Ja, ich denke auch, dass es nun doch ein E-350 werden wird.
Ich hab gestern ein D-Link DNS-325 zum testen bekommen, aber wie vermutet ist die Performance beim schreiben mit  ~ 18 mb/s bei großen Dateien doch eher sehr mager. 

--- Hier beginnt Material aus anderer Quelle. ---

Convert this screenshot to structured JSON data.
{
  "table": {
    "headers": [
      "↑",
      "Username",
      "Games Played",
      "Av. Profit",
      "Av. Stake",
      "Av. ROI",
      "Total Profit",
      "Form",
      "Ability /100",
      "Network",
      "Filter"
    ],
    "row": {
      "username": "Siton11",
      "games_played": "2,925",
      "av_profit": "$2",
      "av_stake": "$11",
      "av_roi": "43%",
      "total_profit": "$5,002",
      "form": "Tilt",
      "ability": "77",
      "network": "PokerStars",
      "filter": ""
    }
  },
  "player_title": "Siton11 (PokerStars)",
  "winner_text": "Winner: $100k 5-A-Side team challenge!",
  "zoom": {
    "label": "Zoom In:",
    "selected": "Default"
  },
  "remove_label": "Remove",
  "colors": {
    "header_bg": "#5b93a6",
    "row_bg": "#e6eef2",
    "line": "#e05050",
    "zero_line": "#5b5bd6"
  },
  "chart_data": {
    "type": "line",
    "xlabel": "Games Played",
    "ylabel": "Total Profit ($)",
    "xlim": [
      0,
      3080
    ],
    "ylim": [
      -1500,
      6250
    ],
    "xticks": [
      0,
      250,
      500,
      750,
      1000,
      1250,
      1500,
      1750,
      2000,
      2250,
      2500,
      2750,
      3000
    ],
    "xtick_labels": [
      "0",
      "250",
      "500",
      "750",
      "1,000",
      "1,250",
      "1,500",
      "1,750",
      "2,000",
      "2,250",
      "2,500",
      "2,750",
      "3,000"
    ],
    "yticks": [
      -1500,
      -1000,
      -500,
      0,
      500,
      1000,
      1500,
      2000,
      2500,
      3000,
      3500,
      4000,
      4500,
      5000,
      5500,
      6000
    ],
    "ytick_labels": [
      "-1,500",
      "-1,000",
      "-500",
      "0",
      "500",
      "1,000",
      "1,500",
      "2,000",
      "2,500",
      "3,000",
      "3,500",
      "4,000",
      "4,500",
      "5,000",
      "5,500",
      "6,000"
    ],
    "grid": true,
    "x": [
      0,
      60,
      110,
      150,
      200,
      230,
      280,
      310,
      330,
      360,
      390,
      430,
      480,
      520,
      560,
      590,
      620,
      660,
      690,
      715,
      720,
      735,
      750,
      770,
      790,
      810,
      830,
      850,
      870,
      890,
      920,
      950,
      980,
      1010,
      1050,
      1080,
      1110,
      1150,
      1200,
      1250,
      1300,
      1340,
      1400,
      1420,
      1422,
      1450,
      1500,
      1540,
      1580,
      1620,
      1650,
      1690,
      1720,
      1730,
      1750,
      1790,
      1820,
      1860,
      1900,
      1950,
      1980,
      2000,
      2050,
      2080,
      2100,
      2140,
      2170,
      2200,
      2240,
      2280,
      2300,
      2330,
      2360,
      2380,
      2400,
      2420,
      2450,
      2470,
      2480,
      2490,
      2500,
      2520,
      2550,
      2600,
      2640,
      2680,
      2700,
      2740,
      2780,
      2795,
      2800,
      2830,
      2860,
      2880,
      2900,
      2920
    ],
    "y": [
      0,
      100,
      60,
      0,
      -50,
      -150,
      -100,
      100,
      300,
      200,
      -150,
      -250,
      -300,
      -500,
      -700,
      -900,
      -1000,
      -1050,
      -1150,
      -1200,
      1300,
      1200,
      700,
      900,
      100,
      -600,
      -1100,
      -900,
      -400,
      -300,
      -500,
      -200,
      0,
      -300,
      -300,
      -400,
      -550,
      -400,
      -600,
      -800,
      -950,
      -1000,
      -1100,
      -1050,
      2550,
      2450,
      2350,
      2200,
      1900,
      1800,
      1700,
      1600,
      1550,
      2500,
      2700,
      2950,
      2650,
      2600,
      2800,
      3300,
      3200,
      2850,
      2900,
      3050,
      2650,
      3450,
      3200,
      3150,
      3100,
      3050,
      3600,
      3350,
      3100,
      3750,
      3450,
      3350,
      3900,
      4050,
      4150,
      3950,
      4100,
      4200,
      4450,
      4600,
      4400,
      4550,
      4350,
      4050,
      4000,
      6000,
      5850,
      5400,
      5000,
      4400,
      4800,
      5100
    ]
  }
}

Bleibt nur noch die Frage nach der PicoPSU offen ;P


----------



## Softy (5. Juni 2012)

*AW: Ein NAS zum selberbauen*

Hier ein weiterführender Link zu Pico PSU's: PicoPSU: Die Netzteil-Lösung für sparsame PCs


----------



## Bambusbar (5. Juni 2012)

*AW: Ein NAS zum selberbauen*

Ja, über den Link bin ich auch gestolpert Softy, trotzdem danke 

Es wird wohl eine gelbe Pico, wahrscheinlich die mit 90Watt.
Das sollte  ja eigentlich für Board + 2 HDDs (+ evtl. Lüfter) dicke ausreichen.
Die mit 80Watt ist wohl ausreichend, hat aber soweit ich das sehe keinen 4-PIN CPU Stecker ..das wäre ja dann suboptimal :>

Einwände?
Oder was sagen die Stromspar-Profis dazu?


----------



## Softy (5. Juni 2012)

*AW: Ein NAS zum selberbauen*

Von der Leistung her völlig ausreichend, ich habe einen AMD E-350 mit einem externen  60 Watt Netzteil, auch das reicht aus.


----------



## Bambusbar (5. Juni 2012)

*AW: Ein NAS zum selberbauen*

Danke Softy 
Genauso sowas wollte ich hören.

Jetzt nur noch hoffen, dass eins von den grob Dutzend 12V externen Netzteilen auch ne halbwegs vernünftige Effizenz hat 

Hardware Shoppen 'träller'
Konsum-Gott - ich komme


----------



## Softy (5. Juni 2012)

*AW: Ein NAS zum selberbauen*



Bambusbar schrieb:


> Hardware Shoppen 'träller'
> Konsum-Gott - ich komme



Hau die Kohle raus  

Und berichte mal, wenn Du magst. Aber Fotos sind bei einem Eigenbau Gehäuse eigentlich Pflicht hier


----------



## Bambusbar (5. Juni 2012)

*AW: Ein NAS zum selberbauen*

So, Kohle rausgehauen, Auftrag erfüllt! *salutier*

Hab mich jetzt für ein ASUS E35M1-M, A50M (PC3-8500U DDR3) (90-MIBEU0-G0EAY0DZ) entschieden und dazu ne 80W PicoPSU + 4Pin Kabel.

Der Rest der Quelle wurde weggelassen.